Detection Methods for CVE-2025-65791
Indicators of Compromise
- Unusual process spawning from the web server process (Apache/Nginx)
- Unexpected outbound network connections from the ZoneMinder server
- Suspicious entries in web server access logs containing shell metacharacters in requests to image.php
- Creation of unauthorized files or modifications to system configurations
- Unexpected user accounts or SSH keys added to the system
Detection Strategies
- Monitor web server logs for requests to /web/views/image.php containing suspicious characters such as ;, |, &, $(), or backticks
- Implement Web Application Firewall (WAF) rules to detect and block command injection patterns targeting ZoneMinder endpoints
- Deploy endpoint detection solutions capable of identifying anomalous process execution chains originating from web server processes
- Enable PHP logging and audit exec(), shell_exec(), system(), and similar function calls
Monitoring Recommendations
- Configure SIEM alerts for command injection signature patterns in HTTP request parameters
- Monitor for unusual child processes spawned by the web server process
- Track file system changes in ZoneMinder installation directories and system-critical paths
- Establish baseline network behavior and alert on anomalous outbound connections from the surveillance server
How to Mitigate CVE-2025-65791
Immediate Actions Required
- Restrict network access to ZoneMinder web interface to trusted IP addresses only
- Implement a Web Application Firewall with command injection protection rules
- Review and audit access logs for potential exploitation attempts
- Consider temporarily disabling the ZoneMinder web interface if not critical to operations
- Isolate the ZoneMinder server from sensitive network segments
Patch Information
At the time of this publication, no official vendor patch information is available in the CVE data.
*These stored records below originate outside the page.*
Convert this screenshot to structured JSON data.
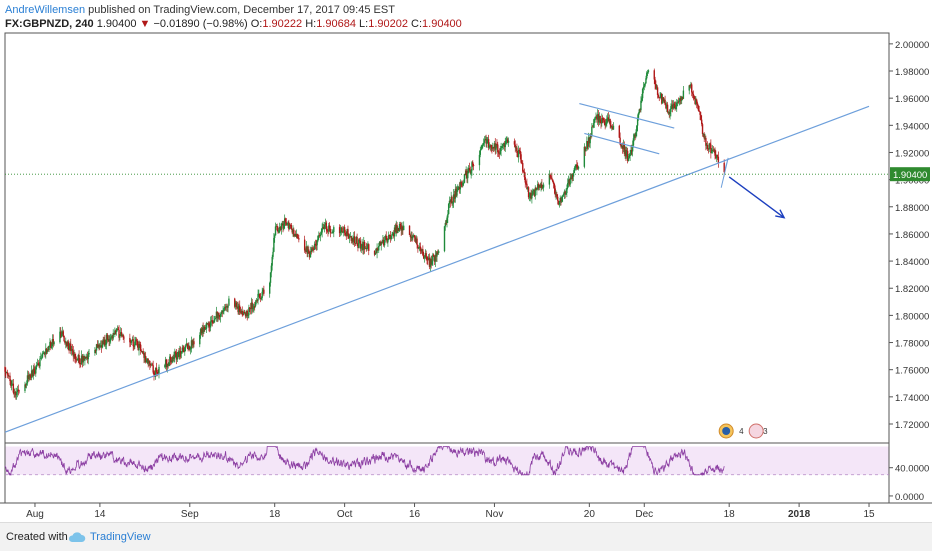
{
  "header": {
    "author": "AndreWillemsen",
    "published": " published on TradingView.com, December 17, 2017 09:45 EST",
    "symbol": "FX:GBPNZD, 240",
    "last": "1.90400",
    "change_arrow": "▼",
    "change": "−0.01890 (−0.98%)",
    "o_label": "O:",
    "o_value": "1.90222",
    "h_label": "H:",
    "h_value": "1.90684",
    "l_label": "L:",
    "l_value": "1.90202",
    "c_label": "C:",
    "c_value": "1.90400"
  },
  "footer": {
    "created_with": "Created with",
    "brand": "TradingView",
    "icon": "tradingview-cloud-icon"
  },
  "colors": {
    "candle_up": "#1f8a3a",
    "candle_down": "#b01818",
    "trendline": "#6d9fdb",
    "arrow": "#1c3fbf",
    "price_line": "#2f8a2f",
    "rsi_line": "#8c3fa3",
    "rsi_band": "#f4e6f8",
    "price_label_bg": "#2f8a2f"
  },
  "chart_data": {
    "type": "candlestick",
    "symbol": "FX:GBPNZD",
    "interval": "240",
    "y_axis_ticks": [
      "2.00000",
      "1.98000",
      "1.96000",
      "1.94000",
      "1.92000",
      "1.90000",
      "1.88000",
      "1.86000",
      "1.84000",
      "1.82000",
      "1.80000",
      "1.78000",
      "1.76000",
      "1.74000",
      "1.72000"
    ],
    "ylim": [
      1.706,
      2.008
    ],
    "last_price_label": "1.90400",
    "x_axis_labels": [
      "Aug",
      "14",
      "Sep",
      "18",
      "Oct",
      "16",
      "Nov",
      "20",
      "Dec",
      "18",
      "2018",
      "15"
    ],
    "xlim": [
      "2017-07-26",
      "2018-01-19"
    ],
    "x_label_dates": [
      "2017-08-01",
      "2017-08-14",
      "2017-09-01",
      "2017-09-18",
      "2017-10-02",
      "2017-10-16",
      "2017-11-01",
      "2017-11-20",
      "2017-12-01",
      "2017-12-18",
      "2018-01-01",
      "2018-01-15"
    ],
    "price_path": [
      [
        "2017-07-26",
        1.762
      ],
      [
        "2017-07-28",
        1.742
      ],
      [
        "2017-08-01",
        1.76
      ],
      [
        "2017-08-04",
        1.778
      ],
      [
        "2017-08-06",
        1.788
      ],
      [
        "2017-08-09",
        1.77
      ],
      [
        "2017-08-11",
        1.766
      ],
      [
        "2017-08-14",
        1.778
      ],
      [
        "2017-08-17",
        1.788
      ],
      [
        "2017-08-21",
        1.78
      ],
      [
        "2017-08-23",
        1.77
      ],
      [
        "2017-08-25",
        1.758
      ],
      [
        "2017-08-29",
        1.77
      ],
      [
        "2017-09-01",
        1.778
      ],
      [
        "2017-09-04",
        1.79
      ],
      [
        "2017-09-07",
        1.802
      ],
      [
        "2017-09-09",
        1.81
      ],
      [
        "2017-09-12",
        1.8
      ],
      [
        "2017-09-14",
        1.81
      ],
      [
        "2017-09-17",
        1.822
      ],
      [
        "2017-09-18",
        1.862
      ],
      [
        "2017-09-20",
        1.868
      ],
      [
        "2017-09-23",
        1.856
      ],
      [
        "2017-09-25",
        1.845
      ],
      [
        "2017-09-28",
        1.865
      ],
      [
        "2017-10-02",
        1.862
      ],
      [
        "2017-10-05",
        1.852
      ],
      [
        "2017-10-08",
        1.848
      ],
      [
        "2017-10-11",
        1.858
      ],
      [
        "2017-10-13",
        1.866
      ],
      [
        "2017-10-16",
        1.857
      ],
      [
        "2017-10-19",
        1.838
      ],
      [
        "2017-10-21",
        1.848
      ],
      [
        "2017-10-23",
        1.882
      ],
      [
        "2017-10-26",
        1.902
      ],
      [
        "2017-10-28",
        1.912
      ],
      [
        "2017-10-30",
        1.928
      ],
      [
        "2017-11-02",
        1.922
      ],
      [
        "2017-11-04",
        1.928
      ],
      [
        "2017-11-06",
        1.918
      ],
      [
        "2017-11-08",
        1.888
      ],
      [
        "2017-11-12",
        1.902
      ],
      [
        "2017-11-14",
        1.882
      ],
      [
        "2017-11-16",
        1.898
      ],
      [
        "2017-11-18",
        1.912
      ],
      [
        "2017-11-20",
        1.93
      ],
      [
        "2017-11-21",
        1.946
      ],
      [
        "2017-11-24",
        1.942
      ],
      [
        "2017-11-26",
        1.93
      ],
      [
        "2017-11-28",
        1.914
      ],
      [
        "2017-11-30",
        1.95
      ],
      [
        "2017-12-01",
        1.972
      ],
      [
        "2017-12-02",
        1.98
      ],
      [
        "2017-12-04",
        1.962
      ],
      [
        "2017-12-06",
        1.95
      ],
      [
        "2017-12-08",
        1.958
      ],
      [
        "2017-12-10",
        1.972
      ],
      [
        "2017-12-12",
        1.948
      ],
      [
        "2017-12-13",
        1.928
      ],
      [
        "2017-12-15",
        1.92
      ],
      [
        "2017-12-17",
        1.904
      ]
    ],
    "candle_seed": 9,
    "trendlines": [
      {
        "name": "rising support",
        "from": [
          "2017-07-26",
          1.714
        ],
        "to": [
          "2018-01-15",
          1.954
        ]
      },
      {
        "name": "flag upper",
        "from": [
          "2017-11-18",
          1.956
        ],
        "to": [
          "2017-12-07",
          1.938
        ]
      },
      {
        "name": "flag lower",
        "from": [
          "2017-11-19",
          1.934
        ],
        "to": [
          "2017-12-04",
          1.919
        ]
      }
    ],
    "projection_arrow": {
      "from": [
        "2017-12-18",
        1.902
      ],
      "to": [
        "2017-12-29",
        1.872
      ]
    },
    "price_line": 1.904,
    "rsi": {
      "ticks": [
        "40.0000",
        "0.0000"
      ],
      "ylim": [
        -10,
        75
      ],
      "band": [
        30,
        70
      ],
      "dashed_level": 30
    },
    "event_markers": [
      "4",
      "3"
    ]
  }
}
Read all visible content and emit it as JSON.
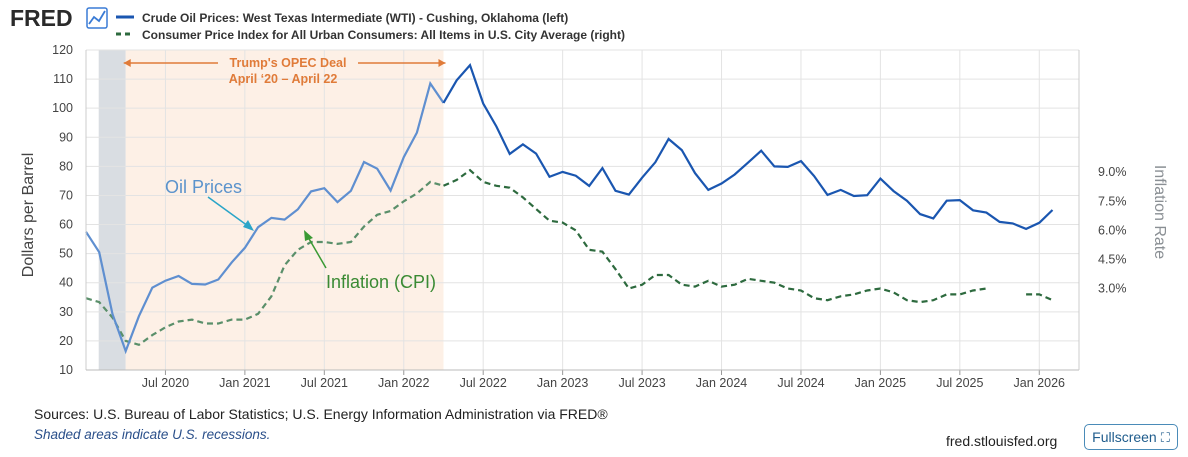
{
  "brand": {
    "logo_text": "FRED",
    "logo_icon": "line-chart-icon"
  },
  "colors": {
    "oil": "#1a56b0",
    "oil_annotated": "#5f8fd0",
    "cpi": "#2d6a3e",
    "cpi_annotated": "#5a8f6a",
    "deal_text": "#e07b39",
    "deal_shade": "#fdf0e6",
    "recession_shade": "#d9dde2",
    "oil_label": "#5b93cc",
    "oil_arrow": "#2aa5c8",
    "cpi_label": "#3a8a33",
    "cpi_arrow": "#3a9a33"
  },
  "chart_data": {
    "type": "line",
    "legend": [
      "Crude Oil Prices: West Texas Intermediate (WTI) - Cushing, Oklahoma (left)",
      "Consumer Price Index for All Urban Consumers: All Items in U.S. City Average (right)"
    ],
    "ylabel_left": "Dollars per Barrel",
    "ylabel_right": "Inflation Rate",
    "ylim_left": [
      10,
      120
    ],
    "yticks_left": [
      "10",
      "20",
      "30",
      "40",
      "50",
      "60",
      "70",
      "80",
      "90",
      "100",
      "110",
      "120"
    ],
    "yticks_right": [
      "3.0%",
      "4.5%",
      "6.0%",
      "7.5%",
      "9.0%"
    ],
    "xticks": [
      "Jul 2020",
      "Jan 2021",
      "Jul 2021",
      "Jan 2022",
      "Jul 2022",
      "Jan 2023",
      "Jul 2023",
      "Jan 2024",
      "Jul 2024",
      "Jan 2025",
      "Jul 2025",
      "Jan 2026"
    ],
    "annotations": {
      "deal_title": "Trump's OPEC Deal",
      "deal_range": "April ‘20 – April 22",
      "oil_label": "Oil Prices",
      "cpi_label": "Inflation (CPI)"
    },
    "series": [
      {
        "name": "Crude Oil Prices: West Texas Intermediate (WTI) - Cushing, Oklahoma (left)",
        "units": "dollars per barrel",
        "x": [
          2020.0,
          2020.083,
          2020.167,
          2020.25,
          2020.333,
          2020.417,
          2020.5,
          2020.583,
          2020.667,
          2020.75,
          2020.833,
          2020.917,
          2021.0,
          2021.083,
          2021.167,
          2021.25,
          2021.333,
          2021.417,
          2021.5,
          2021.583,
          2021.667,
          2021.75,
          2021.833,
          2021.917,
          2022.0,
          2022.083,
          2022.167,
          2022.25,
          2022.333,
          2022.417,
          2022.5,
          2022.583,
          2022.667,
          2022.75,
          2022.833,
          2022.917,
          2023.0,
          2023.083,
          2023.167,
          2023.25,
          2023.333,
          2023.417,
          2023.5,
          2023.583,
          2023.667,
          2023.75,
          2023.833,
          2023.917,
          2024.0,
          2024.083,
          2024.167,
          2024.25,
          2024.333,
          2024.417,
          2024.5,
          2024.583,
          2024.667,
          2024.75,
          2024.833,
          2024.917,
          2025.0,
          2025.083,
          2025.167,
          2025.25,
          2025.333,
          2025.417,
          2025.5,
          2025.583,
          2025.667,
          2025.75,
          2025.833,
          2025.917,
          2026.0,
          2026.083
        ],
        "values": [
          57.5,
          50.5,
          29.2,
          16.5,
          28.5,
          38.3,
          40.7,
          42.3,
          39.6,
          39.4,
          41.1,
          47.0,
          52.0,
          59.1,
          62.3,
          61.7,
          65.2,
          71.4,
          72.5,
          67.7,
          71.6,
          81.5,
          79.2,
          71.7,
          83.2,
          91.6,
          108.5,
          101.8,
          109.6,
          114.8,
          101.6,
          93.7,
          84.3,
          87.6,
          84.4,
          76.4,
          78.1,
          76.8,
          73.3,
          79.4,
          71.6,
          70.3,
          76.1,
          81.4,
          89.4,
          85.6,
          77.7,
          71.9,
          74.1,
          77.2,
          81.3,
          85.4,
          80.0,
          79.8,
          81.8,
          76.7,
          70.2,
          71.9,
          69.8,
          70.1,
          75.8,
          71.5,
          68.2,
          63.6,
          62.1,
          68.2,
          68.4,
          64.9,
          64.1,
          60.9,
          60.4,
          58.5,
          60.6,
          65.0
        ]
      },
      {
        "name": "Consumer Price Index for All Urban Consumers: All Items in U.S. City Average (right)",
        "units": "percent",
        "x": [
          2020.0,
          2020.083,
          2020.167,
          2020.25,
          2020.333,
          2020.417,
          2020.5,
          2020.583,
          2020.667,
          2020.75,
          2020.833,
          2020.917,
          2021.0,
          2021.083,
          2021.167,
          2021.25,
          2021.333,
          2021.417,
          2021.5,
          2021.583,
          2021.667,
          2021.75,
          2021.833,
          2021.917,
          2022.0,
          2022.083,
          2022.167,
          2022.25,
          2022.333,
          2022.417,
          2022.5,
          2022.583,
          2022.667,
          2022.75,
          2022.833,
          2022.917,
          2023.0,
          2023.083,
          2023.167,
          2023.25,
          2023.333,
          2023.417,
          2023.5,
          2023.583,
          2023.667,
          2023.75,
          2023.833,
          2023.917,
          2024.0,
          2024.083,
          2024.167,
          2024.25,
          2024.333,
          2024.417,
          2024.5,
          2024.583,
          2024.667,
          2024.75,
          2024.833,
          2024.917,
          2025.0,
          2025.083,
          2025.167,
          2025.25,
          2025.333,
          2025.417,
          2025.5,
          2025.583,
          2025.667,
          2025.75,
          2025.833,
          2025.917,
          2026.0,
          2026.083
        ],
        "values": [
          2.5,
          2.3,
          1.5,
          0.3,
          0.1,
          0.6,
          1.0,
          1.3,
          1.4,
          1.2,
          1.2,
          1.4,
          1.4,
          1.7,
          2.6,
          4.2,
          5.0,
          5.4,
          5.4,
          5.3,
          5.4,
          6.2,
          6.8,
          7.0,
          7.5,
          7.9,
          8.5,
          8.3,
          8.6,
          9.1,
          8.5,
          8.3,
          8.2,
          7.7,
          7.1,
          6.5,
          6.4,
          6.0,
          5.0,
          4.9,
          4.0,
          3.0,
          3.2,
          3.7,
          3.7,
          3.2,
          3.1,
          3.4,
          3.1,
          3.2,
          3.5,
          3.4,
          3.3,
          3.0,
          2.9,
          2.5,
          2.4,
          2.6,
          2.7,
          2.9,
          3.0,
          2.8,
          2.4,
          2.3,
          2.4,
          2.7,
          2.7,
          2.9,
          3.0,
          null,
          null,
          2.7,
          2.7,
          2.4
        ]
      }
    ]
  },
  "footer": {
    "sources": "Sources: U.S. Bureau of Labor Statistics; U.S. Energy Information Administration via FRED®",
    "recession_note": "Shaded areas indicate U.S. recessions.",
    "site": "fred.stlouisfed.org",
    "fullscreen_label": "Fullscreen"
  }
}
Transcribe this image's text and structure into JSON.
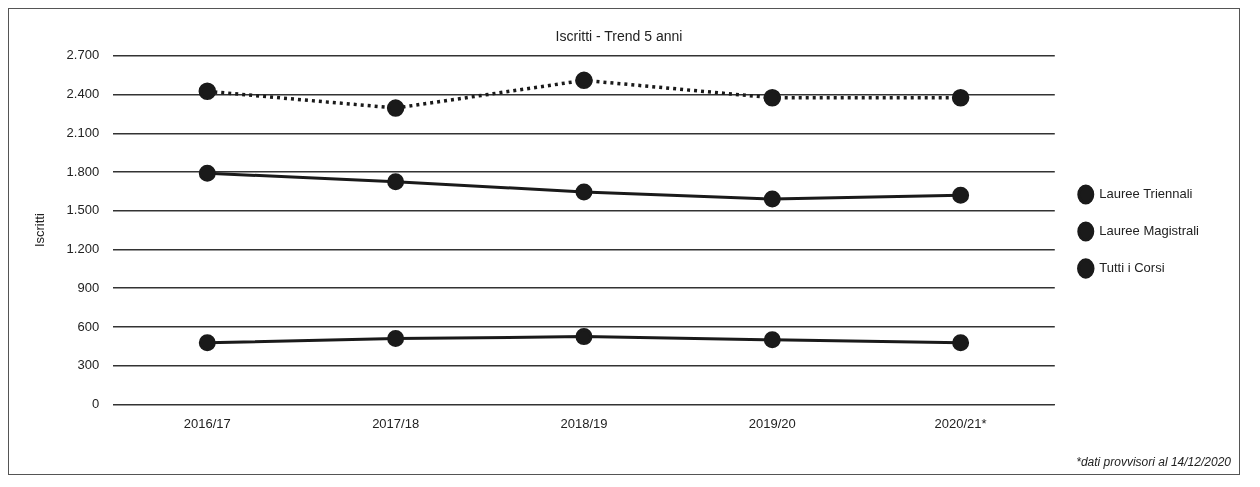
{
  "chart_data": {
    "type": "line",
    "title": "Iscritti - Trend 5 anni",
    "ylabel": "Iscritti",
    "categories": [
      "2016/17",
      "2017/18",
      "2018/19",
      "2019/20",
      "2020/21*"
    ],
    "series": [
      {
        "name": "Lauree Triennali",
        "color": "#1a1a1a",
        "values": [
          1790,
          1725,
          1645,
          1590,
          1620
        ],
        "line_style": "solid"
      },
      {
        "name": "Lauree Magistrali",
        "color": "#1a1a1a",
        "values": [
          477,
          510,
          525,
          500,
          477
        ],
        "line_style": "solid"
      },
      {
        "name": "Tutti i Corsi",
        "color": "#1a1a1a",
        "values": [
          2425,
          2295,
          2510,
          2375,
          2375
        ],
        "line_style": "dotted"
      }
    ],
    "ylim": [
      0,
      2700
    ],
    "yticks": [
      0,
      300,
      600,
      900,
      {
        "value": 1200,
        "label": "1.200"
      },
      {
        "value": 1500,
        "label": "1.500"
      },
      {
        "value": 1800,
        "label": "1.800"
      },
      {
        "value": 2100,
        "label": "2.100"
      },
      {
        "value": 2400,
        "label": "2.400"
      },
      {
        "value": 2700,
        "label": "2.700"
      }
    ],
    "grid": "y",
    "legend": "right",
    "marker": "circle",
    "annotations": [
      "*dati provvisori al 14/12/2020"
    ]
  }
}
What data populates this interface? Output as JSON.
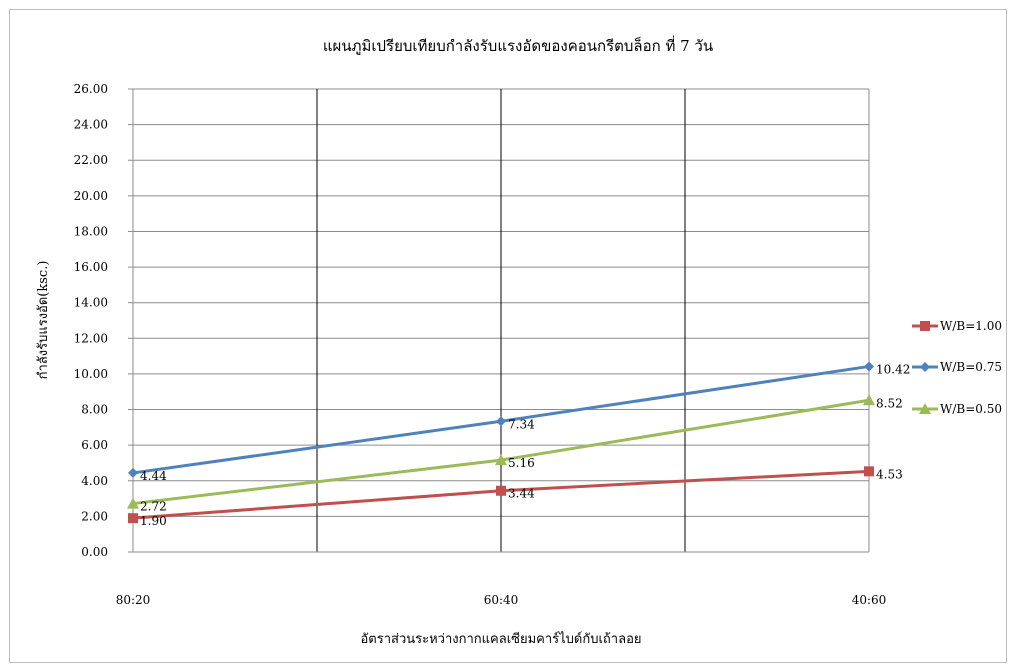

Organizations should monitor the official ZoneMinder project channels and security advisories for patch releases. Additional technical details are available in the GitHub PoC Repository.
Workarounds
- Implement strict network segmentation to limit access to the ZoneMinder server
- Deploy a reverse proxy with input validation rules to filter malicious requests before they reach the application
- Apply PHP configuration hardening by disabling dangerous functions like exec(), shell_exec(), and system() if not required
- Run ZoneMinder with minimal privileges and consider containerization to limit the blast radius of potential compromise
# Example: Restrict dangerous PHP functions in php.ini (if exec() is not required)
disable_functions = exec,shell_exec,system,passthru,popen,proc_open
# Example: Apache configuration to restrict access to image.php
<Location "/web/views/image.php">
Require ip 192.168.1.0/24
Require ip 10.0.0.0/8
</Location>
Disclaimer: This content was generated using AI. While we strive for accuracy, please verify critical information with official sources.